In this study, the co-circulation of two BVDV genotypes corresponding to three species of Pestivirus (A and H) was detected. The analyses of the 5′UTR region allow the correct location of the pestiviruses in species and, in some cases, define them in sub-genotypes. The disadvantages of their use for phylogenetic analyses are the restricted length of the sequence, the lack of diversity, and consequently, the lack of information that does not allow inferring the relationships between major clades, and some branches of the tree are poorly supported by statistical values [5]; however, in this study, the statistical values exceeded 90%. Phylogenetic studies of this region in this work showed that the 5′UTR correctly classified each corresponding genotype, although there is currently no target region considered standard for the classification of Pestivirus [39]. The organ sequences analyzed were associated with regional sequences from Argentina and Brazil; however, the semen sequences were associated with sequences from Ireland.
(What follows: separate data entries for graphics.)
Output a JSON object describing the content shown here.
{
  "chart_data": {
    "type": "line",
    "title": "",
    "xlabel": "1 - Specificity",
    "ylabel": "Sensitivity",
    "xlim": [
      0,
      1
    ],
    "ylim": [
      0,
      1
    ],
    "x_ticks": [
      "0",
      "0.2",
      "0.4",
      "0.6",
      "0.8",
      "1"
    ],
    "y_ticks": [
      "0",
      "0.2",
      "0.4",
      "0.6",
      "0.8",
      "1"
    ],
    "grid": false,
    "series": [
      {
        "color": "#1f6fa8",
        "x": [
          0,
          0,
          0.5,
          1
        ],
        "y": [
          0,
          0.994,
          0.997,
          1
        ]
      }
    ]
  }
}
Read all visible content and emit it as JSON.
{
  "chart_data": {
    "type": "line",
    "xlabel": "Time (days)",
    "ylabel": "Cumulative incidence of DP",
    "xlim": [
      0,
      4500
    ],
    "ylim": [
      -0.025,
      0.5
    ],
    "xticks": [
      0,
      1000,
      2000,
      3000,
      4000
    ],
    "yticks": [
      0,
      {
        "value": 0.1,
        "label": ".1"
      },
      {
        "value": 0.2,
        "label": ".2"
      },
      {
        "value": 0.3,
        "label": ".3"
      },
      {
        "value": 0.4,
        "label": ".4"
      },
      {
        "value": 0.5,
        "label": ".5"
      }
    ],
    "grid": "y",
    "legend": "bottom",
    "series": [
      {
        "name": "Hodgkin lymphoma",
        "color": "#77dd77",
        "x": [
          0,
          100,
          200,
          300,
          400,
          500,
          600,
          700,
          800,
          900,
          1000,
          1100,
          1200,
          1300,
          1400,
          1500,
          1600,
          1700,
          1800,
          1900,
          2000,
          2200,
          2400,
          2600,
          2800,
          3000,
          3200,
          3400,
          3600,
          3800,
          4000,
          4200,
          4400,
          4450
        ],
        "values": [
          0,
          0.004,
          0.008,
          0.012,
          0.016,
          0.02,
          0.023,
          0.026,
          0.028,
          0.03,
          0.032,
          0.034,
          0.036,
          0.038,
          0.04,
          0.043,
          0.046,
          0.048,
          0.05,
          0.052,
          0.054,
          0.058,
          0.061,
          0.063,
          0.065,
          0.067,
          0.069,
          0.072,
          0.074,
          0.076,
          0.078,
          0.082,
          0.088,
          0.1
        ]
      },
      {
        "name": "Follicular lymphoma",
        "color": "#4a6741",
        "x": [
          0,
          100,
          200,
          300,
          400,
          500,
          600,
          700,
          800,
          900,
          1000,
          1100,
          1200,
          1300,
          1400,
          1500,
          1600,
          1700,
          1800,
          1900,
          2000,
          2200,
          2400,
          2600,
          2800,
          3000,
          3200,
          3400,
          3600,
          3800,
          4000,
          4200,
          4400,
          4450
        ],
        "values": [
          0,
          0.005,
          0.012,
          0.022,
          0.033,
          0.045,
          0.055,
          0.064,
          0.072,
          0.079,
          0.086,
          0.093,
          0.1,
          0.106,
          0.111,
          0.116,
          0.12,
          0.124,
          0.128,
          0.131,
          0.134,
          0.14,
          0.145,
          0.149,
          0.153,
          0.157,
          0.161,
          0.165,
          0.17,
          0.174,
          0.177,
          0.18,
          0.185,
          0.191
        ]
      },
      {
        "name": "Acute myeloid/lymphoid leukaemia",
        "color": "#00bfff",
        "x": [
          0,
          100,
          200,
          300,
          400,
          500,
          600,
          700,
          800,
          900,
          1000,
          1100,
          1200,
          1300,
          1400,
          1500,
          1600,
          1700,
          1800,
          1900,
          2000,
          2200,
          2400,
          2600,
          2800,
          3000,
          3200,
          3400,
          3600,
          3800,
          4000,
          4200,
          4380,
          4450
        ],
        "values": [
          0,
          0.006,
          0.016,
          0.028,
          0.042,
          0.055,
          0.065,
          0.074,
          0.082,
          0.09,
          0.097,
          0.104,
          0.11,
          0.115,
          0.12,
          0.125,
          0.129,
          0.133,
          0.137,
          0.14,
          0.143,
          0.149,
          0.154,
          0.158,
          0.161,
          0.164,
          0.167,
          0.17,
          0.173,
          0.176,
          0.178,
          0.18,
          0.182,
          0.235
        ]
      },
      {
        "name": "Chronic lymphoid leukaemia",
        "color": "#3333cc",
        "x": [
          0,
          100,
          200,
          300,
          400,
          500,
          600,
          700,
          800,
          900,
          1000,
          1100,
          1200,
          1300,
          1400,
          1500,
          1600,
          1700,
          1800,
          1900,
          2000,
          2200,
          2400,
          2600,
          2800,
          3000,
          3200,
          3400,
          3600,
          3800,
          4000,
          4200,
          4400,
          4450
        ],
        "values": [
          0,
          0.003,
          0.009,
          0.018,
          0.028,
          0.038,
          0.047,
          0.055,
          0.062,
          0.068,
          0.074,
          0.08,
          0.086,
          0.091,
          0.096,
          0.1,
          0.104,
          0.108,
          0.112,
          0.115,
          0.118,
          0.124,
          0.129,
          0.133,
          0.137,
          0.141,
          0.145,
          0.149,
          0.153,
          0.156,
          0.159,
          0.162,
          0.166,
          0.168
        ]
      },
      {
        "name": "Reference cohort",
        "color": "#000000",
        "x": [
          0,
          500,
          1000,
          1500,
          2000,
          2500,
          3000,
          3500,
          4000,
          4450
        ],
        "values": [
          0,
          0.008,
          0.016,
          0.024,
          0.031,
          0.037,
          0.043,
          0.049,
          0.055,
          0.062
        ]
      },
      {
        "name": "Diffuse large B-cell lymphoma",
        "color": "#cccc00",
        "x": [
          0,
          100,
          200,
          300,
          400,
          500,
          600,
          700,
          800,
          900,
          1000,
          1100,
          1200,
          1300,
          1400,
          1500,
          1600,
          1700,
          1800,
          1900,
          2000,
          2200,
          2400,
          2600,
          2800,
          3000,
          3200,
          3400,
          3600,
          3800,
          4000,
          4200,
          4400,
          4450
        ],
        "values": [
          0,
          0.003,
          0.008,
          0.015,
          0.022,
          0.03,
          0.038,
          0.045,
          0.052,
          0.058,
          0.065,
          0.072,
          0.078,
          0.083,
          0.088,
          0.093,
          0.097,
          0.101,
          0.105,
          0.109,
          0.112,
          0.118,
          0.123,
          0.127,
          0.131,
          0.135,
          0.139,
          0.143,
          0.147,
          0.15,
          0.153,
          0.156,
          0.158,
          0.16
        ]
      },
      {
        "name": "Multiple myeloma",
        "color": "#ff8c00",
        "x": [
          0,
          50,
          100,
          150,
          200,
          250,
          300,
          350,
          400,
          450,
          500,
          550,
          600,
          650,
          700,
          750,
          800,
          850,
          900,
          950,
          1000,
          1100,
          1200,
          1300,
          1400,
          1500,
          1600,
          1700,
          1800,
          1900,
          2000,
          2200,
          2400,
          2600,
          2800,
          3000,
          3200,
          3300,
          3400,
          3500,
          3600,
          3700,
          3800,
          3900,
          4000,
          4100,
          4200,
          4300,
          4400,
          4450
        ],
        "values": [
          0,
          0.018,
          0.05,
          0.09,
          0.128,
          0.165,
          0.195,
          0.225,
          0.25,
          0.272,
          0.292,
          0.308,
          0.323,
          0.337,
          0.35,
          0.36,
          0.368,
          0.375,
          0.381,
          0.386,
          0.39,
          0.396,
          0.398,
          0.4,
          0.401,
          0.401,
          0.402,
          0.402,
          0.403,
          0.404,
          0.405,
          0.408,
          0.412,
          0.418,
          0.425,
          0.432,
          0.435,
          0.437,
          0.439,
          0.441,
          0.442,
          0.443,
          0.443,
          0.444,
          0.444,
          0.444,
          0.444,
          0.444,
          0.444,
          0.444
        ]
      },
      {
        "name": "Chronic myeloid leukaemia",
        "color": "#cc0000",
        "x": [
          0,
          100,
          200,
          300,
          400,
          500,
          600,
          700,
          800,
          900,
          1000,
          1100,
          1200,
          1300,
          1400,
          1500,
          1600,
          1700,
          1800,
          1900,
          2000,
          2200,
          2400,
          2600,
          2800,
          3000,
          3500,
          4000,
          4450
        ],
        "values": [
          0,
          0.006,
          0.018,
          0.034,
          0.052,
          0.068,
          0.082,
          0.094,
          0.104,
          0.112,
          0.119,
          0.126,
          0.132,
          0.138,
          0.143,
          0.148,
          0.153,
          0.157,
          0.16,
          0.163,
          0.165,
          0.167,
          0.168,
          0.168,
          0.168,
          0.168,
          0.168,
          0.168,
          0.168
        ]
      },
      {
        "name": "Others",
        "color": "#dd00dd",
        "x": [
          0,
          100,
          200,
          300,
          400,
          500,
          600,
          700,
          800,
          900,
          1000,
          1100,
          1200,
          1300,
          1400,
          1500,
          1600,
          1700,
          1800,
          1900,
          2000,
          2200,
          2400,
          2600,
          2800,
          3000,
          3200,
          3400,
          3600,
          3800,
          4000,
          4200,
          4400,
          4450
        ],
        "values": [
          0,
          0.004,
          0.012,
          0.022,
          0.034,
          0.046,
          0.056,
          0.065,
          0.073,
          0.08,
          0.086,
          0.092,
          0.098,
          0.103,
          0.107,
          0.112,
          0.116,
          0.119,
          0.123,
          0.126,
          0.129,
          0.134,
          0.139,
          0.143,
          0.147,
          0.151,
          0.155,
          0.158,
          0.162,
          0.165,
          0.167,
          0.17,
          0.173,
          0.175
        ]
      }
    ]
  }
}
This information allows us to determine that the circulation of the virus that especially affects cases of abortion that are circulating in the region of South America [5,13,32]. In future research, it is recommended to increase the number of fetal samples to more accurately determine which organs should be submitted for laboratory analysis for molecular diagnosis. Additionally, conducting paired sampling of specimens is suggested to ascertain persistent infections. It is also advised to perform sub-genotyping through the amplification of alternative target genes and to genotype vaccine strains to assess their coverage.

5. Conclusions

Two genotypes (A and H) of BVDV were detected for the first time in Paraguay using molecular techniques (RT-PCR) in semen and fetal organs (heart, liver, lung, brain, and auricular cartilage) with 5′UTR target gene. More research is needed to determine the epidemiology of this disease in our country. It is recommended to conduct comprehensive sampling across the entire national territory, ensuring a sample size that accurately represents the total cattle population. Additionally, it is imperative to investigate clinical cases that are consistent with the disease using the methodologies proposed in this study, specifically RT-PCR. Furthermore, it is crucial to inform the relevant authorities and producers about the presence of BVDV in Paraguay.